Die Freundlichkeit der Leute ist immer wieder ueberwaeltigend. Am Abend sind wir im ganzen Ort bekannt, jeder weiss, dass `Ali Baba` (so wird Siggi wg seines Bartes gerufen) sein Fahrrad verkaufen will. Es gaebe ein gutes Dutzend potentieller Kaeufer, und er haette locker das Doppelte von den ausgehandelten 50 Euro erzielen koennen. Morgen frueh wird er den Deal abwickeln, und dann ueber Ouarzazate per Taxi-Brousse zurueck zum Flughafen Agadir fahren. Ich werde das Draa-Tal Richtung Norden radeln und dann je nach Wetter entscheiden ob ich ueber den Atlas Richtung Marrakesch oder Richtung Osten in das Oasengebiet Tafilalt fahre. Abends kommt Siggi noch zu seiner ersten Cous-Cous-Erfahrung: Ali, unser Hotelier, bedankt sich damit fuer den geliehenen Reisefuehrer, den er kopieren wollte.

Montag 16 .12 .2002, Tinerhir: Nach 3 Tagen endlich wieder ein Internetzugang. Samstag-Morgen noch die letzten Sachen in der Sonne trocknen, Siggi verkauft sein Fahrrad. Wir begleichen unsere Rechnung bei Ali : 250 DH (etwa 25 Euro) pro Person fuer 2 Naechte reichliches Fruehstueck, Abendessen, warme Dusche und eine unuebertroffene Freundlichkeit. ‘Chez Ali’ kann man auf jedenfall weiterempfehlen (der Tip war von Erika Daerr, Reise Know How). Ich bringe Siggi noch zum Gare Routiere (Bus-Bahnhof), er will heute noch bis Ouarzazate und von dort morgen weiter nach Agadir. Sein Grand Taxi ist stilecht ein Peugeot 504 familiale, das Afrika-Auto. Peugeot 504/505 verkehren zwischen den groesseren Orten und fahren los wenn sie voll sind, in Marokko heisst das 7 Personen, welche ein Luxus fuer afrikanische Verhaeltnisse. In der naeheren Umgebung der Staedte fahren als Grand-Taxi meist Mercedes  /8 oder W 123, seltener Opel Rekord. Petit Taxi verkehren in der Stadt, manchmal sieht man noch den R4, meist aber franzoesische Kleinwagen neueren Baujahrs.
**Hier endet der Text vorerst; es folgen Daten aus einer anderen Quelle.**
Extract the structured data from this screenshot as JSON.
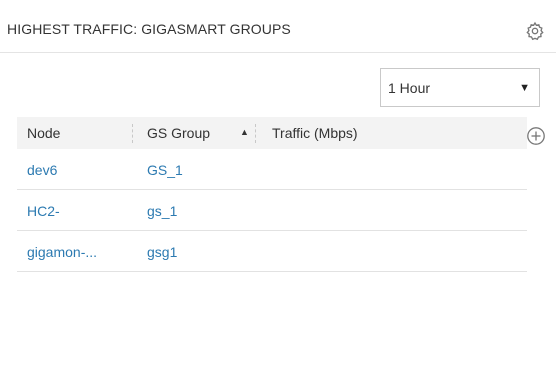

Gegen Mittag fahre ich los Richtung Norden, immer dem Draa-Tal folgend, das  sich als gruenes Band zwischen zwei kahlen Gebirgszuegen entlangzieht. Ich befinde mich auf der suedlichen Strasse der Kasbahs, der Speicherburgen aus Lehm. Fast in jedem Dorf sind jetzt solche traditionellen Bauten zu sehen. Das Vorhaben eine solche Kasbah von innen zu besichtigen, breche ich nach dem 3. Versuch entnervt ab. An Touristen gewoehnt habe ich immer eine Menschentraube um mich, bestehend aus Moechtegern-Fuehrern und Kindern die nach Bonbons und Kugelschreibern schreien. Manchmal schaffe ich es noch unentdeckt in eine Gasse der Lehm-Doerfer abzubiegen und ein paar Bilder zu machen, bevor ich entdeckt werde und die Flucht ergreife. Das Wetter wird zunehmend besser, die Sonne setzt sich durch. Ich radle noch bis kurz bevor die Strasse nach Osten abzweigt. Das neue Hotel das ich beziehe ist bis auf die Aussicht aufs Vallée de Draa eine Enttaeuschung, das Zimmer ist eher eine schmutzige Abstellkammer, Bad und WC nur auf Zehenspitzen zu betreten, das Abendessen (Tajine) geniessbar, zum Fruehstueck altes Brot und keine Butter. Fuer 50 DH waere das oK, ich muss aber 150 DH (15 Euro) dafuer berappen.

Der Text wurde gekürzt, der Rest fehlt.